Insights / Research BriefOct 28, 2021

Policy Experimentation in China: The Political Economy of Policy Learning

Shaoda Wang, David Y. Yang
While China’s bureaucratic and institutional conditions make large-scale policy experimentation possible, the country’s complex political environments can also limit the scope and bias the direction of policy learning.

Determining which policies to implement and how to implement them is an essential government task. However, policy learning is complicated by a host of factors, encouraging countries to engage in various policy experiments to help resolve policy uncertainty and to facilitate policy learning. This paper analyzes systematic policy experimentation in China since the 1980s, where the government has systematically tried out different policies across regions and often over multiple waves before deciding whether to roll out the policies to the entire nation.

China is an important case study for two reasons. First, the systematic policy experimentation in China is unparalleled in terms of its depth, breadth, and duration. Second, scholars have argued that policy experimentation was a critical mechanism leading to China’s economic rise over the past four decades. Even so, surprisingly little is understood about the characteristics of such policy experimentation, or how the structure of experimentation may affect policy learning and policy outcomes.
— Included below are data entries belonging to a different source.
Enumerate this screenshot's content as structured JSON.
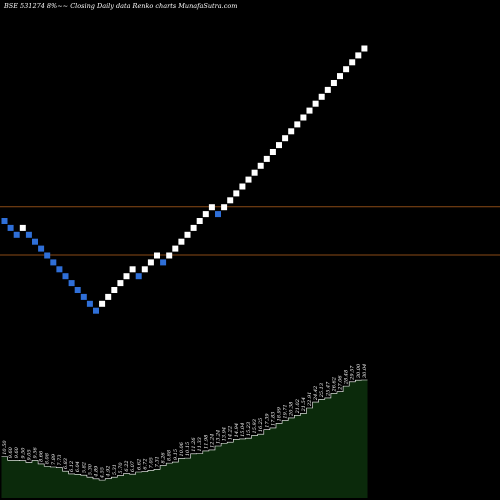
{
  "header": {
    "title": "BSE 531274  8%~~ Closing Daily data  Renko  charts MunafaSutra.com"
  },
  "colors": {
    "background": "#000000",
    "up_brick": "#ffffff",
    "down_brick": "#2f6fd8",
    "level_line": "#8a4a16",
    "volume_fill": "#0b2a0b",
    "volume_line": "#ffffff"
  },
  "chart_data": {
    "type": "renko",
    "title": "BSE 531274  8%~~ Closing Daily data  Renko  charts MunafaSutra.com",
    "source": "Closing Daily data",
    "bricks": [
      "down",
      "down",
      "down",
      "up",
      "down",
      "down",
      "down",
      "down",
      "down",
      "down",
      "down",
      "down",
      "down",
      "down",
      "down",
      "down",
      "up",
      "up",
      "up",
      "up",
      "up",
      "up",
      "down",
      "up",
      "up",
      "up",
      "down",
      "up",
      "up",
      "up",
      "up",
      "up",
      "up",
      "up",
      "up",
      "down",
      "up",
      "up",
      "up",
      "up",
      "up",
      "up",
      "up",
      "up",
      "up",
      "up",
      "up",
      "up",
      "up",
      "up",
      "up",
      "up",
      "up",
      "up",
      "up",
      "up",
      "up",
      "up",
      "up",
      "up"
    ],
    "start_level": 0,
    "volume_labels": [
      "10.50",
      "9.60",
      "9.60",
      "9.50",
      "9.05",
      "9.56",
      "8.66",
      "8.08",
      "7.89",
      "7.73",
      "6.83",
      "6.12",
      "6.04",
      "5.82",
      "5.30",
      "4.89",
      "4.55",
      "4.92",
      "5.31",
      "5.70",
      "6.22",
      "6.07",
      "6.62",
      "6.72",
      "7.05",
      "7.31",
      "8.26",
      "8.88",
      "9.15",
      "10.06",
      "10.15",
      "11.26",
      "11.33",
      "11.98",
      "12.24",
      "13.24",
      "13.94",
      "14.22",
      "14.94",
      "15.04",
      "15.23",
      "15.93",
      "16.25",
      "17.39",
      "17.83",
      "18.99",
      "19.71",
      "20.38",
      "21.02",
      "21.54",
      "22.91",
      "24.42",
      "25.13",
      "25.47",
      "26.62",
      "27.06",
      "28.48",
      "29.57",
      "30.00",
      "30.04"
    ],
    "volume_values": [
      10.5,
      9.6,
      9.6,
      9.5,
      9.05,
      9.56,
      8.66,
      8.08,
      7.89,
      7.73,
      6.83,
      6.12,
      6.04,
      5.82,
      5.3,
      4.89,
      4.55,
      4.92,
      5.31,
      5.7,
      6.22,
      6.07,
      6.62,
      6.72,
      7.05,
      7.31,
      8.26,
      8.88,
      9.15,
      10.06,
      10.15,
      11.26,
      11.33,
      11.98,
      12.24,
      13.24,
      13.94,
      14.22,
      14.94,
      15.04,
      15.23,
      15.93,
      16.25,
      17.39,
      17.83,
      18.99,
      19.71,
      20.38,
      21.02,
      21.54,
      22.91,
      24.42,
      25.13,
      25.47,
      26.62,
      27.06,
      28.48,
      29.57,
      30.0,
      30.04
    ],
    "levels": [
      -5,
      2
    ],
    "grid": false,
    "legend": "none"
  }
}
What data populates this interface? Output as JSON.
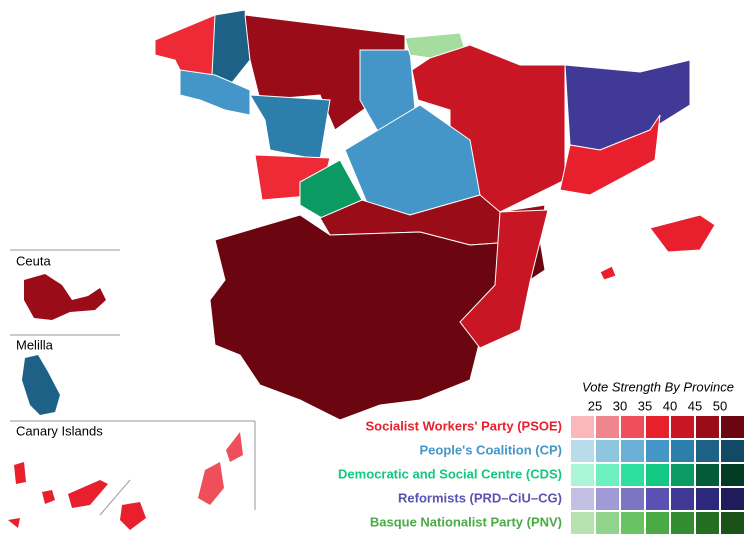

The authors focus on two characteristics of policy experimentation to assess whether it provides informative and accurate signals on general policy effectiveness. First, to the extent that policy effects are often heterogeneous across localities, representative selection of experimentation sites is critical to ensure unbiased learning of the policy’s average effects. Second, to the extent that the efforts of the key actors (such as local politicians) can play important roles in shaping policy outcomes, experiments that induce excessive efforts through local political incentives can result in exaggerated signals of policy effectiveness.

Motivated by questions that address these concerns, the authors collect 19,812 government documents on policy experimentation in China between 1980 and 2020 and construct a database of 633 policy experiments initiated by 98 central ministries and commissions. The authors describe their methodology in detail within the paper, but broadly speaking they link the central government document that outlines the overall experimentation guidelines with all corresponding local government documents to record its implementation throughout the country. They measure numerous characteristics of policy experiments, including ex-ante uncertainty about policy effectiveness, career trajectories of central and local politicians involved in the experiment, the bureaucratic structure of the policy-initiating ministries, the degree of differentiation in policy implementation across local governments, and local socioeconomic conditions. 

The authors find the following:

  • Policy experimentation sites are substantially positively selected in terms of a locality’s level of economic development, and misaligned incentives across political hierarchies account for much of the observed positive selection. 
  • Experimental situation during policy experimentation is unrepresentative: local politicians exert strategic efforts and allocate more resources during experimentation that may exaggerate policy effectiveness, and such strategic efforts are not replicable when the policy eventually rolls out to the rest of the country.
  • The positive sample selection and unrepresentative experimental situation are not fully accounted for when the central government evaluates experimentation outcomes, which would bias policy learning and national policies originated from the experiments.

Among its important implications, this research offers insights into the fundamental trade-off facing a central government: structuring political incentives to stimulate politicians’ effort to improve policy outcomes, while making sure that such incentives are not exaggerated during the experimentation phase, so that policy learning remains unbiased. Solutions that improve mechanism design could improve the efficiency of policy learning and, likewise, could be of valuable policy relevance and importance.